Larson looked to JC to make sure that he understood that he had really made things happen. “I sent the serial numbers from those parts you found off to some of my contacts for tracing.”

JC woke up completely. “Oh?”

Larson nodded. “The Federation parts weren't all that helpful. They had been delegated for the Sisko as part of her initial refit and reclassification to the Trinity class. However, the Vulcan parts, after going through several very thorough laundering schemes were found to have been obtained by the Vulcan Ministry of Intelligence.”

Ranma looked at JC. “Didn't you say that shipyard Commodore was Vulcan?”

JC nodded. “I bet if we got a hold of him...”

“He's dead,” Larson interjected.

Anyone in the room who was not fully awake before was now. Most of the heads in the room slowly turned to Larson.

“His landing thrusters 'malfunctioned' as he was trying to land in San Francisco,” Larson explained.

“You don't believe that do you?” Makoto asked.

“No,” Larson stated. “No more than I believe that Vora's transport collision was an accident.”

“Why kill Vora though?” Minako asked. “That seems like it would scream for a huge investigation.”

“Vora would block the secession,” Larson explained. “The second-in-command of the High Command, Sala, wasn't totally for it, but he wouldn't – and as expected didn't – block it,” Larson smirked before continuing. “As for the investigation, well everything pointed towards a thruster malfunction that sent a second transport into the path of Vora's.”

Larson turned to Minako with a smug grin on his face. “Conspiracy theories are not logical and therefore are normally dismissed with little reverence.”

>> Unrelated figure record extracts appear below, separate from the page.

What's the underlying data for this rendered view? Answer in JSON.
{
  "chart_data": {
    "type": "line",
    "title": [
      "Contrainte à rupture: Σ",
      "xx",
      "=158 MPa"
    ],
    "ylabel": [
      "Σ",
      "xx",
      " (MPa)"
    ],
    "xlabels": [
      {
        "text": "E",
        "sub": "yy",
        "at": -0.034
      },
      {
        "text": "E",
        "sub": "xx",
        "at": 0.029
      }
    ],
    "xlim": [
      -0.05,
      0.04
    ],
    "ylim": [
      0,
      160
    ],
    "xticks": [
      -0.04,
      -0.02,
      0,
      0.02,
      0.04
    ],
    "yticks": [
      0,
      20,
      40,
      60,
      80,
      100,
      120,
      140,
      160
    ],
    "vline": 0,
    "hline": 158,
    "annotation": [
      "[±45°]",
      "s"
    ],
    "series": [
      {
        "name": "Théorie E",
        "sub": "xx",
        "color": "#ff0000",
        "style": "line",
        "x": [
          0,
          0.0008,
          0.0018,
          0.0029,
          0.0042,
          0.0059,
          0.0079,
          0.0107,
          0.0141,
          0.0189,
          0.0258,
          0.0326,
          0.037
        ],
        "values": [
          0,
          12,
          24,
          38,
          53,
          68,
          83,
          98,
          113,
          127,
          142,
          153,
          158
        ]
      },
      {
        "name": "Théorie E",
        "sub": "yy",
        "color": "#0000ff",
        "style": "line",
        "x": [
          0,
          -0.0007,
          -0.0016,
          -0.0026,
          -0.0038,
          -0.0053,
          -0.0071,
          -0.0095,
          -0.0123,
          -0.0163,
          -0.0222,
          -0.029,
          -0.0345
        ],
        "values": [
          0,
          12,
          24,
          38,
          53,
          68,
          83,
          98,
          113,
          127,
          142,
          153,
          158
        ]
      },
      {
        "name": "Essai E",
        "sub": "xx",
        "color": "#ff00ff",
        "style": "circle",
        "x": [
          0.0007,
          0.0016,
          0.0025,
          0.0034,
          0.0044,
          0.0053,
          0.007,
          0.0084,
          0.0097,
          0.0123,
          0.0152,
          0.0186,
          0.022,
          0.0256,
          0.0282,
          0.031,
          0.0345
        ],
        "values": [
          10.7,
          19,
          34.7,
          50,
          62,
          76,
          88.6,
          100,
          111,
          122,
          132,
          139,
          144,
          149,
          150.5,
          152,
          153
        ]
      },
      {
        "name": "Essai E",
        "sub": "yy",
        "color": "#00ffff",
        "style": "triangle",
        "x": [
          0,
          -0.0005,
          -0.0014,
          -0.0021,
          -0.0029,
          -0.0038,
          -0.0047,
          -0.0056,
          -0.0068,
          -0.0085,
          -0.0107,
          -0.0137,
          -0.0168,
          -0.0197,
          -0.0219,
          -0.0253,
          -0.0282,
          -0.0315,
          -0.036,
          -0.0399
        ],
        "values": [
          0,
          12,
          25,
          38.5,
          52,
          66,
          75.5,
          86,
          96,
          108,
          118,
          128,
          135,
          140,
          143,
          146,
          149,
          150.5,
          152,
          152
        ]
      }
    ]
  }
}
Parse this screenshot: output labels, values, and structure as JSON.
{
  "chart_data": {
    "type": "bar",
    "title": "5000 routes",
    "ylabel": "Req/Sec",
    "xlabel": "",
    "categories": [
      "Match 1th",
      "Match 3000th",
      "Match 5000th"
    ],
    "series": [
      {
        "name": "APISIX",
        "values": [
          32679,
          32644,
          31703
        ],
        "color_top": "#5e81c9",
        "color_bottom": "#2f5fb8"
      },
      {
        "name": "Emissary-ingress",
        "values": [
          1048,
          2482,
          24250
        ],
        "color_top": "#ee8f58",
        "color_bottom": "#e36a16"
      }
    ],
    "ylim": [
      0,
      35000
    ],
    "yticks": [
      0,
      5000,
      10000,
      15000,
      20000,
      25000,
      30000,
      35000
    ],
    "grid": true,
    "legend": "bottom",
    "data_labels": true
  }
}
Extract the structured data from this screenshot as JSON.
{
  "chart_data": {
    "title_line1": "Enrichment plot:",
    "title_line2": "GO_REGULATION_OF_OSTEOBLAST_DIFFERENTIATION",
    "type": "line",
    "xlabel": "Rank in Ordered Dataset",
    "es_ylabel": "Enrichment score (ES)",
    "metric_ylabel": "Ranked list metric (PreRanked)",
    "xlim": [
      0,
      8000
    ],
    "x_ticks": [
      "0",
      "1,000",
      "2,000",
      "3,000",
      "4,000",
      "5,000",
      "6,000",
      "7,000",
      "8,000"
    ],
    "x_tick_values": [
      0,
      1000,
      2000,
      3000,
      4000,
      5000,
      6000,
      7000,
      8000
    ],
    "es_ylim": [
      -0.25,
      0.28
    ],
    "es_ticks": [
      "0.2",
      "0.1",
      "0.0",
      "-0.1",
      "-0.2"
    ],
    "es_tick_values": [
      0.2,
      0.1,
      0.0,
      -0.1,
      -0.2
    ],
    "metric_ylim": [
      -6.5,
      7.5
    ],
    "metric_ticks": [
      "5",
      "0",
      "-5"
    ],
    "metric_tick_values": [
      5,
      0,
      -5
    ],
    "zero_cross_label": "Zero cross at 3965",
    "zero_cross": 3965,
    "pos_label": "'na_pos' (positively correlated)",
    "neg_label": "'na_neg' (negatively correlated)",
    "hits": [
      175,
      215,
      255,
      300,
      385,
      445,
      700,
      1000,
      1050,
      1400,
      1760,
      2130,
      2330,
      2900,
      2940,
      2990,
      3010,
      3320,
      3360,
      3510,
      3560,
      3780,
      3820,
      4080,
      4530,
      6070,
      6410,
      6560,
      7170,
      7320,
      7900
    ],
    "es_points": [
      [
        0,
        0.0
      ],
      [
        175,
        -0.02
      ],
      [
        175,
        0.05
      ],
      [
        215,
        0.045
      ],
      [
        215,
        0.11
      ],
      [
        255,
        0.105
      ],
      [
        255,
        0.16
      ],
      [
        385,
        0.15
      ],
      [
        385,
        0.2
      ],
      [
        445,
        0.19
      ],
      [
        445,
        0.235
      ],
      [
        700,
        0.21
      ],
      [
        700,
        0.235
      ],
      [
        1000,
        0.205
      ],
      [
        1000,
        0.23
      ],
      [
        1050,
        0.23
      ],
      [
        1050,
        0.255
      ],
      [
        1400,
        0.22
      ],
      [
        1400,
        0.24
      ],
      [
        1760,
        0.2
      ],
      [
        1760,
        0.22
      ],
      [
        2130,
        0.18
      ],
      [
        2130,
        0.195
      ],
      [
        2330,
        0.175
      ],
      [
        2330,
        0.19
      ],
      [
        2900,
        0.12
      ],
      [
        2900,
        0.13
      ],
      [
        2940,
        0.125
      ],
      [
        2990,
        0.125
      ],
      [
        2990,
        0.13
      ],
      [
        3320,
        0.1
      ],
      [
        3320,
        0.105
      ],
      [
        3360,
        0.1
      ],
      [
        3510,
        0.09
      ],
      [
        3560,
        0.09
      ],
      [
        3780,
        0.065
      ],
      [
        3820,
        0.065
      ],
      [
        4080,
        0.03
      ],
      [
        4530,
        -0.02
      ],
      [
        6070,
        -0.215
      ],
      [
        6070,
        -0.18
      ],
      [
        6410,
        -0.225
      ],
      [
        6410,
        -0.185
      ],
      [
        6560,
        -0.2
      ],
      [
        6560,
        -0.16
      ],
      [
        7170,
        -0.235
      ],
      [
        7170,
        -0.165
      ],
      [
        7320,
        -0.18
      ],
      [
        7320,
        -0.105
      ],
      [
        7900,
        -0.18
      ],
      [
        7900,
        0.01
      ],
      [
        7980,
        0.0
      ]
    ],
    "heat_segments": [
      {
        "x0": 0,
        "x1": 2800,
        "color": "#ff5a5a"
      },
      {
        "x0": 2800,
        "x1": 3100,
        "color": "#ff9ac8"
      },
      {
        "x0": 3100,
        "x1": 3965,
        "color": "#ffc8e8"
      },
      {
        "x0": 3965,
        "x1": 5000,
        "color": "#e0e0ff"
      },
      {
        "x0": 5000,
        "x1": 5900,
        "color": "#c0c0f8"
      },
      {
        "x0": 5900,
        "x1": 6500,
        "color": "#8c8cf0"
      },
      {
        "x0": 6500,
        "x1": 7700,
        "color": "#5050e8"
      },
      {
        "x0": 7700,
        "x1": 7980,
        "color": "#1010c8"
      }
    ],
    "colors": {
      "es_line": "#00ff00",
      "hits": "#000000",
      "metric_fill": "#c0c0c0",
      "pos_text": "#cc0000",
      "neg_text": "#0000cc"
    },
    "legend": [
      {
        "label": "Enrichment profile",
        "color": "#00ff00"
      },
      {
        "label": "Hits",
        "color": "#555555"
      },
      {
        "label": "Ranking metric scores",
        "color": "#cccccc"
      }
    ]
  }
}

Larson turned to the device that was projected onto the view screen and crossed his legs as he tented his fingers. “Now that we have evidence that this device came from the MoI, it's imperative that we rescue Saanik. He can likely give us insight on who would be able to get these devices and where they might be.”

Rei nodded. “I've never broken anyone out of jail before, but we'll be ready, Admiral.”

Larson nodded. “I know you will be, Commander. I wouldn't trust the fate of the Federation in just anyone's hands.”